This story is over 5 years old.


AI System Sorts News Articles By Whether or Not They Contain Actual Information

How much "news" is actually new?
Image: Gabe Bornstein

There’s a thing in journalism now where news is very often reframed in terms of personal anecdote and-or hot take. In an effort to have something new and clickable to say, we reach for the easiest, closest thing at hand, which is, well, ourselves—our opinions and experiences.

I worry about this a lot! I do it (and am doing it right now), and I think it’s not always for ill. But in a larger sense it’s worth wondering to what degree the larger news feed is being diluted by news stories that are not “content dense.” That is, what’s the real ratio between signal and noise, objectively speaking? To start, we’d need a reasonably objective metric of content density and a reasonably objective mechanism for evaluating news stories in terms of that metric.


In a recent paper published in the Journal of Artificial Intelligence Research, computer scientists Ani Nenkova and Yinfei Yang, of Google and the University of Pennsylvania, respectively, describe a new machine learning approach to classifying written journalism according to a formalized idea of “content density.” With an average accuracy of around 80 percent, their system was able to accurately classify news stories across a wide range of domains, spanning from international relations and business to sports and science journalism, when evaluated against a ground truth dataset of already correctly classified news articles.

At a high level this works like most any other machine learning system. Start with a big batch of data—news articles, in this case—and then give each item an annotation saying whether or not that item falls within a particular category. In particular, the study focused on article leads, the first paragraph or two in a story traditionally intended to summarize its contents and engage the reader. Articles were drawn from an existing New York Times linguistic dataset consisting of original articles combined with metadata and short informative summaries written by researchers.

So, the first task was to take a whole bunch of NYT articles—just over 50,000—and compare their lead paragraphs to the aforementioned short summaries. The difference between these two things can be viewed as an indicator of information richness. We can presume the summaries maximize content density (that’s why they exist) and so they can act as a benchmark to compare article leads against. The actual content quantification was done in terms of another existing dataset containing big lists of words more or less likely to convey content (high content density: “official,” “united,” “today”; low content density: “man,” “day,” “world.”)

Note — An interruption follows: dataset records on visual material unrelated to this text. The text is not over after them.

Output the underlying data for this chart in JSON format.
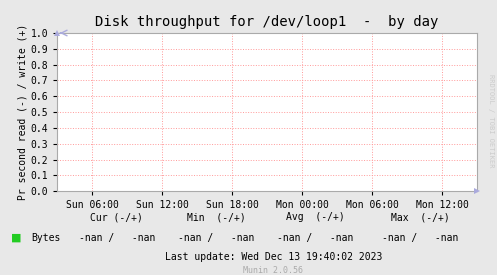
{
  "title": "Disk throughput for /dev/loop1  -  by day",
  "ylabel": "Pr second read (-) / write (+)",
  "background_color": "#e8e8e8",
  "plot_bg_color": "#ffffff",
  "grid_color": "#ff9999",
  "border_color": "#aaaaaa",
  "ylim": [
    0.0,
    1.0
  ],
  "yticks": [
    0.0,
    0.1,
    0.2,
    0.3,
    0.4,
    0.5,
    0.6,
    0.7,
    0.8,
    0.9,
    1.0
  ],
  "xtick_labels": [
    "Sun 06:00",
    "Sun 12:00",
    "Sun 18:00",
    "Mon 00:00",
    "Mon 06:00",
    "Mon 12:00"
  ],
  "xtick_positions": [
    0.0833,
    0.25,
    0.4167,
    0.5833,
    0.75,
    0.9167
  ],
  "legend_color": "#22cc22",
  "legend_label": "Bytes",
  "cur_label": "Cur (-/+)",
  "min_label": "Min  (-/+)",
  "avg_label": "Avg  (-/+)",
  "max_label": "Max  (-/+)",
  "cur_val": "-nan /   -nan",
  "min_val": "-nan /   -nan",
  "avg_val": "-nan /   -nan",
  "max_val": "-nan /   -nan",
  "last_update": "Last update: Wed Dec 13 19:40:02 2023",
  "munin_version": "Munin 2.0.56",
  "watermark": "RRDTOOL / TOBI OETIKER",
  "title_fontsize": 10,
  "axis_fontsize": 7,
  "legend_fontsize": 7,
  "small_fontsize": 6,
  "watermark_fontsize": 5
}
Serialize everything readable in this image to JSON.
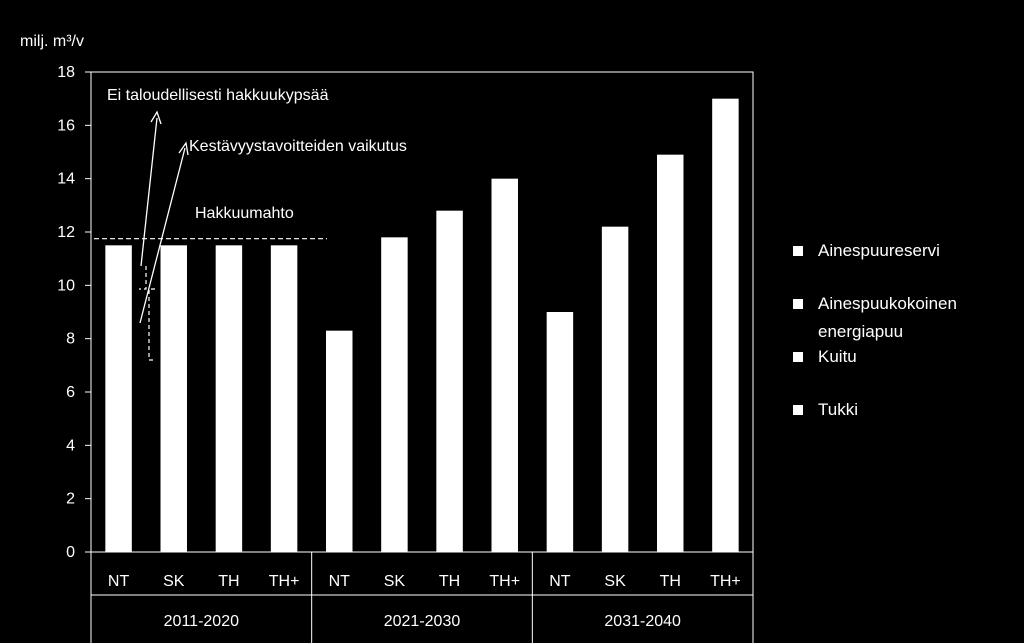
{
  "chart_data": {
    "type": "bar",
    "ylabel": "milj. m³/v",
    "ylim": [
      0,
      18
    ],
    "yticks": [
      "0",
      "2",
      "4",
      "6",
      "8",
      "10",
      "12",
      "14",
      "16",
      "18"
    ],
    "groups": [
      {
        "label": "2011-2020",
        "categories": [
          "NT",
          "SK",
          "TH",
          "TH+"
        ],
        "values": [
          11.5,
          11.5,
          11.5,
          11.5
        ]
      },
      {
        "label": "2021-2030",
        "categories": [
          "NT",
          "SK",
          "TH",
          "TH+"
        ],
        "values": [
          8.3,
          11.8,
          12.8,
          14.0
        ]
      },
      {
        "label": "2031-2040",
        "categories": [
          "NT",
          "SK",
          "TH",
          "TH+"
        ],
        "values": [
          9.0,
          12.2,
          14.9,
          17.0
        ]
      }
    ],
    "legend": [
      "Ainespuureservi",
      "Ainespuukokoinen energiapuu",
      "Kuitu",
      "Tukki"
    ],
    "legend_position": "right",
    "annotations": {
      "not_mature": "Ei taloudellisesti hakkuukypsää",
      "sustainability": "Kestävyystavoitteiden vaikutus",
      "harvest_volume": "Hakkuumahto"
    },
    "harvest_volume_value": 11.75,
    "grid": false
  },
  "colors": {
    "background": "#000000",
    "bars": "#ffffff",
    "text": "#ffffff"
  }
}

So, we can imagine that each summary and article in a pair gets a score and the content density of a story is in the difference between these two scorings. These initial evaluations were done both via an automated system (mostly) and by the researchers themselves and Amazon Mechanical Turk workers (about 1,000 articles). In the end, we wind up with a big batch of news articles labeled as content dense or not and this is what gets fed to the machine learning algorithm, which basically builds its own internal abstract representation of what is and isn’t content dense.

Interestingly, this varies a bit depending on the journalism domain. “In sports and science, the distribution of content-dense scores is clearly skewed towards the non content-dense end of the spectrum,” the study notes. “In these domains writers more often resort to the use of creative and indirect language meant to provoke readers’ interest.” (LOL.)

The model was then evaluated against a subset of labeled data that had been set aside for validation purposes. This is where we get the 80 percent statistic, which in the grand scheme of machine learning is OK verging on good. Across the total set of analyzed articles, only about half were found to have content-dense leads. Make of that what you will. (Sadly, there doesn’t seem to be an existing linguistic dataset for Fox News, yet.)

“We have confirmed that the automatic annotation of data captures distinctions in informativeness as perceived by people,” the paper concludes. “We also show proof-of-concept experiments that show how the approach can be used to improve single-document summarization of news and the generation of summary snippets in news-browsing applications. In future work the task can be extended to more fine-grained levels, with predictions on sentence level and the predictor will be integrated in a fully functioning summarization system.”